Here are some of our more recent successes:

Recent Successes

  • Sarissa Capital Domestic Fund LP v. Innoviva Inc.

    Successfully obtained specific performance in a proxy contest settlement agreement in Delaware Chancery Court on behalf of Sarissa Capital Management against pharmaceutical company Innoviva Inc. This first-of-its-kind post-trial opinion ordered pharmaceutical company Innoviva Inc. to add two nominees from Sarissa to the company’s board of directors after finding Innoviva entered into a binding oral agreement to settle the proxy contest, and then reneged on its earlier deal.

  • In re: Kenneth Cole Productions Shareholder Litigation

    Landmark victory in the New York Court of Appeals, which ruled that the business judgment standard of review, not entire fairness, applies to going-private transactions involving controlling shareholders. This case establishes important precedent for future corporate transactions, and provides a roadmap to corporate attorneys structuring going-private transactions involving controlling shareholders under New York law. 

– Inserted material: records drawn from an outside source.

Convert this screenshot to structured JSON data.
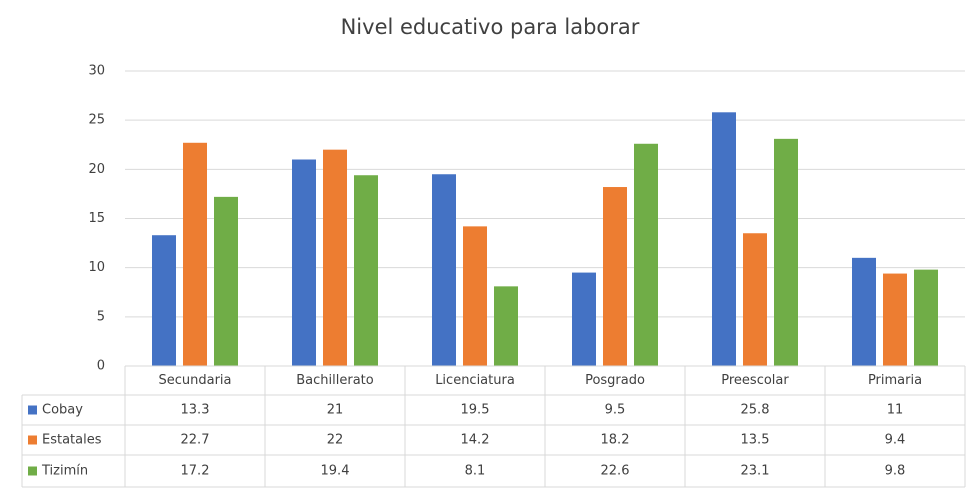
{
  "chart_data": {
    "type": "bar",
    "title": "Nivel educativo para laborar",
    "categories": [
      "Secundaria",
      "Bachillerato",
      "Licenciatura",
      "Posgrado",
      "Preescolar",
      "Primaria"
    ],
    "series": [
      {
        "name": "Cobay",
        "color": "#4472c4",
        "values": [
          13.3,
          21,
          19.5,
          9.5,
          25.8,
          11
        ]
      },
      {
        "name": "Estatales",
        "color": "#ed7d31",
        "values": [
          22.7,
          22,
          14.2,
          18.2,
          13.5,
          9.4
        ]
      },
      {
        "name": "Tizimín",
        "color": "#70ad47",
        "values": [
          17.2,
          19.4,
          8.1,
          22.6,
          23.1,
          9.8
        ]
      }
    ],
    "ylim": [
      0,
      30
    ],
    "yticks": [
      0,
      5,
      10,
      15,
      20,
      25,
      30
    ],
    "grid": true,
    "data_table": true
  }
}
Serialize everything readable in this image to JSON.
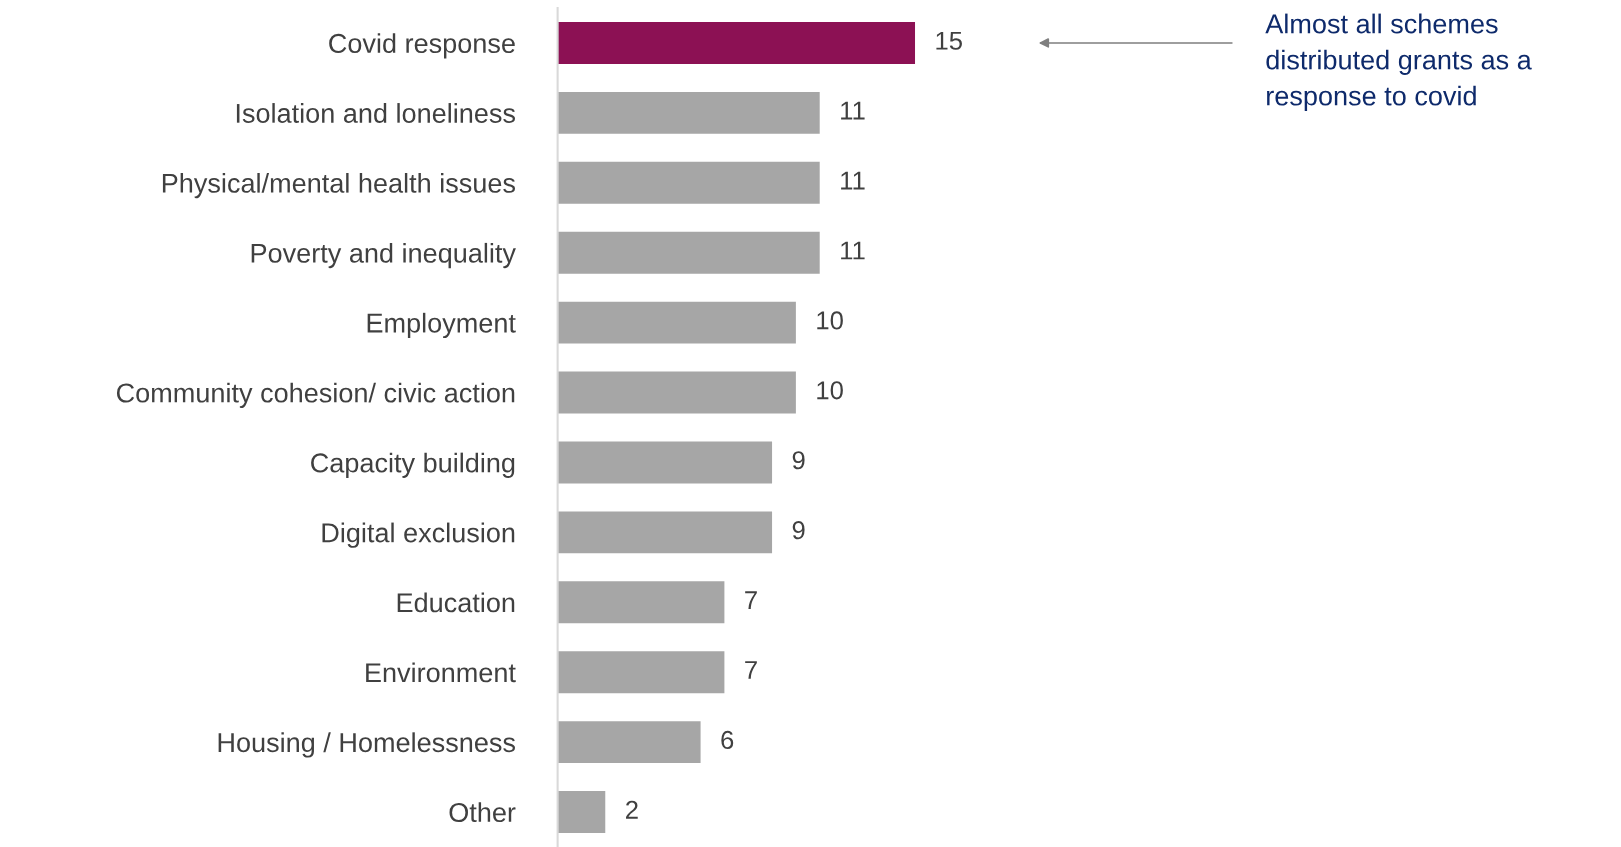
{
  "chart_data": {
    "type": "bar",
    "orientation": "horizontal",
    "categories": [
      "Covid response",
      "Isolation and loneliness",
      "Physical/mental health issues",
      "Poverty and inequality",
      "Employment",
      "Community cohesion/ civic action",
      "Capacity building",
      "Digital exclusion",
      "Education",
      "Environment",
      "Housing / Homelessness",
      "Other"
    ],
    "values": [
      15,
      11,
      11,
      11,
      10,
      10,
      9,
      9,
      7,
      7,
      6,
      2
    ],
    "colors": [
      "#8c1154",
      "#a6a6a6",
      "#a6a6a6",
      "#a6a6a6",
      "#a6a6a6",
      "#a6a6a6",
      "#a6a6a6",
      "#a6a6a6",
      "#a6a6a6",
      "#a6a6a6",
      "#a6a6a6",
      "#a6a6a6"
    ],
    "tick_labels": "y",
    "data_labels": true,
    "grid": false,
    "annotations": [
      "Almost all schemes\ndistributed grants as a\nresponse to covid"
    ]
  }
}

  • In Re: Facebook, Inc. IPO Sec. & Derivative Litigation

    Willkie is co-counsel for Facebook, Inc. in multidistrict litigation involving more than 40 securities and derivative lawsuits filed against the company, its officers and directors, and the underwriters in connection with Facebook’s initial public offering.  Thus far, Willkie has obtained several critical victories for Facebook and its directors and officers, including dismissal of six shareholder derivative actions on threshold non-merits issues of justiciability before subject matter jurisdiction in important decisions for multi-party, multi-forum litigation.

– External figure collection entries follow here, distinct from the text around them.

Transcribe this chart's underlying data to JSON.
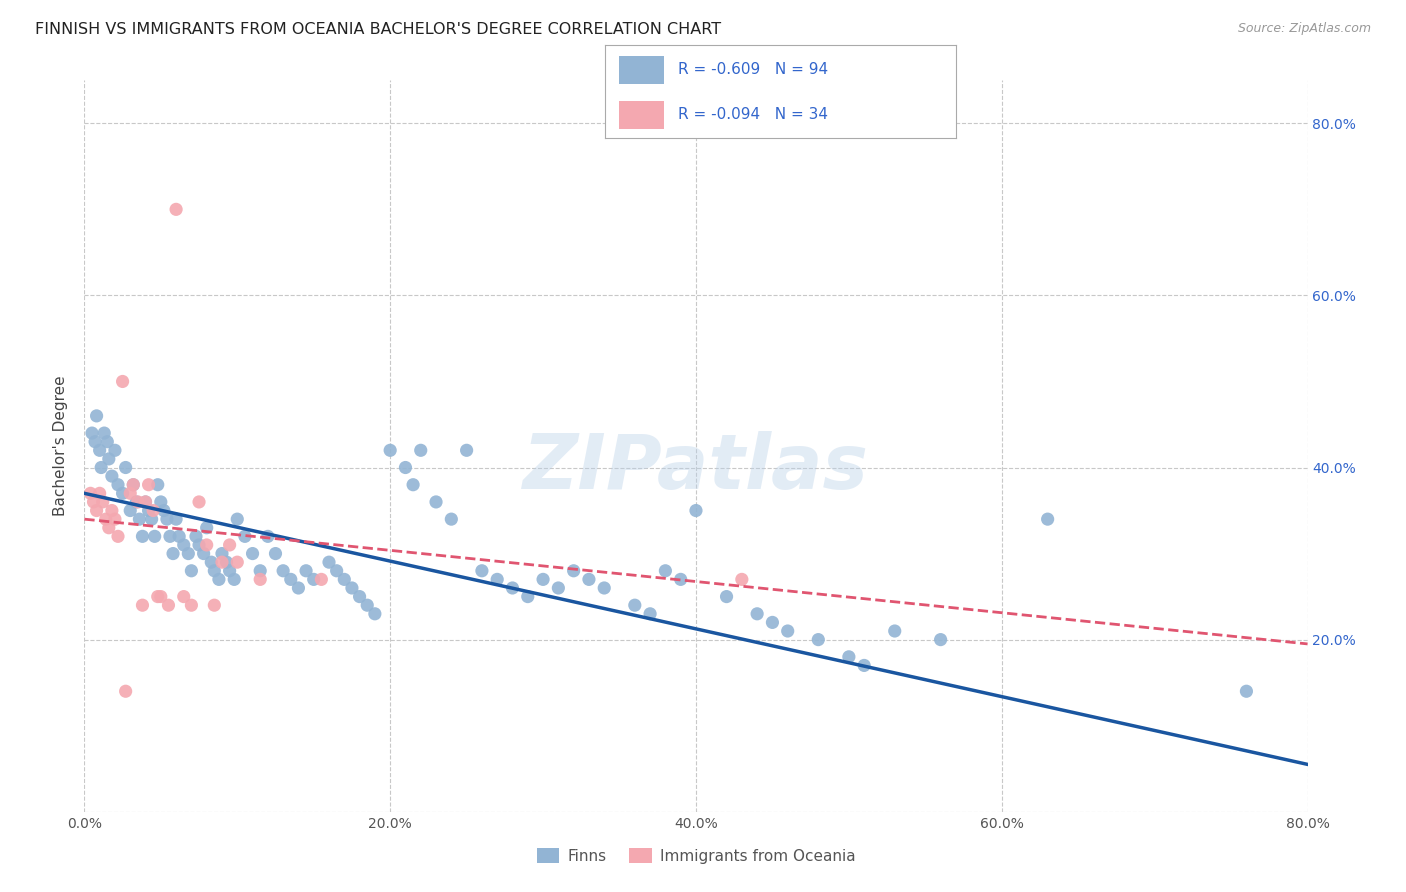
{
  "title": "FINNISH VS IMMIGRANTS FROM OCEANIA BACHELOR'S DEGREE CORRELATION CHART",
  "source": "Source: ZipAtlas.com",
  "ylabel": "Bachelor's Degree",
  "watermark": "ZIPatlas",
  "xlim": [
    0.0,
    0.8
  ],
  "ylim": [
    0.0,
    0.85
  ],
  "xticks": [
    0.0,
    0.2,
    0.4,
    0.6,
    0.8
  ],
  "yticks": [
    0.0,
    0.2,
    0.4,
    0.6,
    0.8
  ],
  "ytick_labels_right": [
    "",
    "20.0%",
    "40.0%",
    "60.0%",
    "80.0%"
  ],
  "xtick_labels": [
    "0.0%",
    "20.0%",
    "40.0%",
    "60.0%",
    "80.0%"
  ],
  "legend_r1": "R = -0.609   N = 94",
  "legend_r2": "R = -0.094   N = 34",
  "blue_color": "#92B4D4",
  "pink_color": "#F4A8B0",
  "line_blue": "#1A56A0",
  "line_pink": "#E05570",
  "text_color": "#3366CC",
  "background": "#FFFFFF",
  "grid_color": "#C8C8C8",
  "legend_label1": "Finns",
  "legend_label2": "Immigrants from Oceania",
  "finns_x": [
    0.005,
    0.007,
    0.008,
    0.01,
    0.011,
    0.013,
    0.015,
    0.016,
    0.018,
    0.02,
    0.022,
    0.025,
    0.027,
    0.03,
    0.032,
    0.034,
    0.036,
    0.038,
    0.04,
    0.042,
    0.044,
    0.046,
    0.048,
    0.05,
    0.052,
    0.054,
    0.056,
    0.058,
    0.06,
    0.062,
    0.065,
    0.068,
    0.07,
    0.073,
    0.075,
    0.078,
    0.08,
    0.083,
    0.085,
    0.088,
    0.09,
    0.093,
    0.095,
    0.098,
    0.1,
    0.105,
    0.11,
    0.115,
    0.12,
    0.125,
    0.13,
    0.135,
    0.14,
    0.145,
    0.15,
    0.16,
    0.165,
    0.17,
    0.175,
    0.18,
    0.185,
    0.19,
    0.2,
    0.21,
    0.215,
    0.22,
    0.23,
    0.24,
    0.25,
    0.26,
    0.27,
    0.28,
    0.29,
    0.3,
    0.31,
    0.32,
    0.33,
    0.34,
    0.36,
    0.37,
    0.38,
    0.39,
    0.4,
    0.42,
    0.44,
    0.45,
    0.46,
    0.48,
    0.5,
    0.51,
    0.53,
    0.56,
    0.63,
    0.76
  ],
  "finns_y": [
    0.44,
    0.43,
    0.46,
    0.42,
    0.4,
    0.44,
    0.43,
    0.41,
    0.39,
    0.42,
    0.38,
    0.37,
    0.4,
    0.35,
    0.38,
    0.36,
    0.34,
    0.32,
    0.36,
    0.35,
    0.34,
    0.32,
    0.38,
    0.36,
    0.35,
    0.34,
    0.32,
    0.3,
    0.34,
    0.32,
    0.31,
    0.3,
    0.28,
    0.32,
    0.31,
    0.3,
    0.33,
    0.29,
    0.28,
    0.27,
    0.3,
    0.29,
    0.28,
    0.27,
    0.34,
    0.32,
    0.3,
    0.28,
    0.32,
    0.3,
    0.28,
    0.27,
    0.26,
    0.28,
    0.27,
    0.29,
    0.28,
    0.27,
    0.26,
    0.25,
    0.24,
    0.23,
    0.42,
    0.4,
    0.38,
    0.42,
    0.36,
    0.34,
    0.42,
    0.28,
    0.27,
    0.26,
    0.25,
    0.27,
    0.26,
    0.28,
    0.27,
    0.26,
    0.24,
    0.23,
    0.28,
    0.27,
    0.35,
    0.25,
    0.23,
    0.22,
    0.21,
    0.2,
    0.18,
    0.17,
    0.21,
    0.2,
    0.34,
    0.14
  ],
  "oceania_x": [
    0.004,
    0.006,
    0.008,
    0.01,
    0.012,
    0.014,
    0.016,
    0.018,
    0.02,
    0.022,
    0.025,
    0.027,
    0.03,
    0.032,
    0.035,
    0.038,
    0.04,
    0.042,
    0.045,
    0.048,
    0.05,
    0.055,
    0.06,
    0.065,
    0.07,
    0.075,
    0.08,
    0.085,
    0.09,
    0.095,
    0.1,
    0.115,
    0.155,
    0.43
  ],
  "oceania_y": [
    0.37,
    0.36,
    0.35,
    0.37,
    0.36,
    0.34,
    0.33,
    0.35,
    0.34,
    0.32,
    0.5,
    0.14,
    0.37,
    0.38,
    0.36,
    0.24,
    0.36,
    0.38,
    0.35,
    0.25,
    0.25,
    0.24,
    0.7,
    0.25,
    0.24,
    0.36,
    0.31,
    0.24,
    0.29,
    0.31,
    0.29,
    0.27,
    0.27,
    0.27
  ],
  "finns_trend_x": [
    0.0,
    0.8
  ],
  "finns_trend_y": [
    0.37,
    0.055
  ],
  "oceania_trend_x": [
    0.0,
    0.8
  ],
  "oceania_trend_y": [
    0.34,
    0.195
  ]
}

  • In Re: General Electric Company Securities Litigation

    Obtained dismissals on behalf of all major U.S. and foreign underwriters in major securities litigation involving a $12 billion offering of GE stock.

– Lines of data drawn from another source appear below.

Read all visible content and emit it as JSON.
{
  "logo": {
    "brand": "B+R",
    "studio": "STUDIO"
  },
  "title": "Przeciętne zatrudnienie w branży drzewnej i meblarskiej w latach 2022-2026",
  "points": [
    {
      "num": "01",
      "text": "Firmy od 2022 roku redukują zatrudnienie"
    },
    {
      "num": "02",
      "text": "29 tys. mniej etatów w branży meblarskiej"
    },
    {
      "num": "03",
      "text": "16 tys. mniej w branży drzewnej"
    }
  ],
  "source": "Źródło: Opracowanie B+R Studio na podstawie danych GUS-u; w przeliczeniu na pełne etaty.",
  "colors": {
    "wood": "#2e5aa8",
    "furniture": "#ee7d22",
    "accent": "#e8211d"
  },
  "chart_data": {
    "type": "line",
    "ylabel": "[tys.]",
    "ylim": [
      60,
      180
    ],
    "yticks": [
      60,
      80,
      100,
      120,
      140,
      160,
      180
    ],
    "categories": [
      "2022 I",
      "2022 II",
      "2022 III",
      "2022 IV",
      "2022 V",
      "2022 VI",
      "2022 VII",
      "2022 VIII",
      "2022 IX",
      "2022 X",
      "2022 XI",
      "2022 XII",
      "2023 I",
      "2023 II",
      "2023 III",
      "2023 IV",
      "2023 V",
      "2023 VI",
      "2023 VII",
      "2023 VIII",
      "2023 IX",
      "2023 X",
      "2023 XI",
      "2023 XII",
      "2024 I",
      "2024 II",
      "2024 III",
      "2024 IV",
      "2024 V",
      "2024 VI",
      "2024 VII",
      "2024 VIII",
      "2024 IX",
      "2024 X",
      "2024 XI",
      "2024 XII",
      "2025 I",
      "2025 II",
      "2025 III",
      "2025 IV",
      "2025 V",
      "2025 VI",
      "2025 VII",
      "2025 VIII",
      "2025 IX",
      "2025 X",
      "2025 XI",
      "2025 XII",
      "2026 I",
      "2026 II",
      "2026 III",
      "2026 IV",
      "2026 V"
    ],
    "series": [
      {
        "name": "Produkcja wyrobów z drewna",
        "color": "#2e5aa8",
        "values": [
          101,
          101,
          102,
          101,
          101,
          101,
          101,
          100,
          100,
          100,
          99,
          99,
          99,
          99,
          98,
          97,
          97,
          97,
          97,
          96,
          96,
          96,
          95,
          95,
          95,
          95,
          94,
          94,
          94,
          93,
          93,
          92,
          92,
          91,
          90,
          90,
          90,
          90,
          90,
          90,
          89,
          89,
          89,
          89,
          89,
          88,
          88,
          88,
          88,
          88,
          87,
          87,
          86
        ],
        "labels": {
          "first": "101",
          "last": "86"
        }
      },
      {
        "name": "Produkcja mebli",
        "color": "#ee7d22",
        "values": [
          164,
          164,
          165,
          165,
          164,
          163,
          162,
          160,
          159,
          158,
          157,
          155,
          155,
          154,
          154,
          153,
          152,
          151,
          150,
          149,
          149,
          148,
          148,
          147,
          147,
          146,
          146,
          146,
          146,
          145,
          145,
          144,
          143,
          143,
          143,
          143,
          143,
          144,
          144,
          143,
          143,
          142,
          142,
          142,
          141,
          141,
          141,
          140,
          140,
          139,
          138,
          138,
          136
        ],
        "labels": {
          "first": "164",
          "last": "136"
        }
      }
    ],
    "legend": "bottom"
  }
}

  • Arista Records LLC, et al. v. Limewire LLC, et al.

    Retained after liability was decided, to try damages phase in which clients faced $75 trillion in damage claims.  After successful pre-trial and trial proceedings, including a blistering cross examination of plaintiffs’ lead witness that received significant press attention, obtained extremely favorable settlement of $105 million.

  • Equal Employment Opportunity Commission v. Bloomberg, L.P.

    Won dismissal of purported class action claims asserting that Bloomberg, L.P. had engaged in a pattern of discrimination against women who were pregnant and took maternity leave.  In a highly publicized ruling, the court found that the EEOC failed “to demonstrate that discrimination was Bloomberg’s standard operating procedure” because “J’accuse! is not enough in court.  Evidence is required.”

  • El Instituto Costarricense de Electricidad v. Alcatel-Lucent SA, et al.

    Won dismissal of a $200 million Florida RICO action against Alcatel-Lucent that grew out of a Foreign Corrupt Practices Act investigation and settlement with the U.S. government, which was also handled by the firm’s litigation practice.

  • In Re: Insurance Brokerage Antitrust Litigation

    Successfully represented Marsh & McLennan, the world’s largest insurance broker, in multidistrict class action and individual policyholder litigation arising out of the New York Attorney General’s investigation of the insurance industry.

  • A.P.I., Inc. Asbestos Settlement Trust, et al. v. Zurich Insurance Company, et al.

    Prevailed on summary judgment after extensive discovery on agency, alter ego, and successor liability claims seeking to hold Zurich Insurance Company and U.S. and European affiliates liable for alleged obligations of an insolvent insurance company.

  • Zavala v. Wal-Mart Stores, Inc.

    Obtained decertification of a nationwide Fair Labor Standards Act putative class action and dismissal of RICO and false imprisonment claims against Wal-Mart in federal trial court, as well as an affirmance in the U.S. Court of Appeals.

  • Gary K. Bielfeldt v. KPMG LLP

    Brought in shortly before trial to assist trial team in a tax advisory malpractice action, successfully reduced client’s exposure from over $300 million to $60 million.  Assumed lead defense role after $17 million verdict, first reducing judgment to under $10 million and then winning rare appellate reversal and dismissal of all claims against KPMG.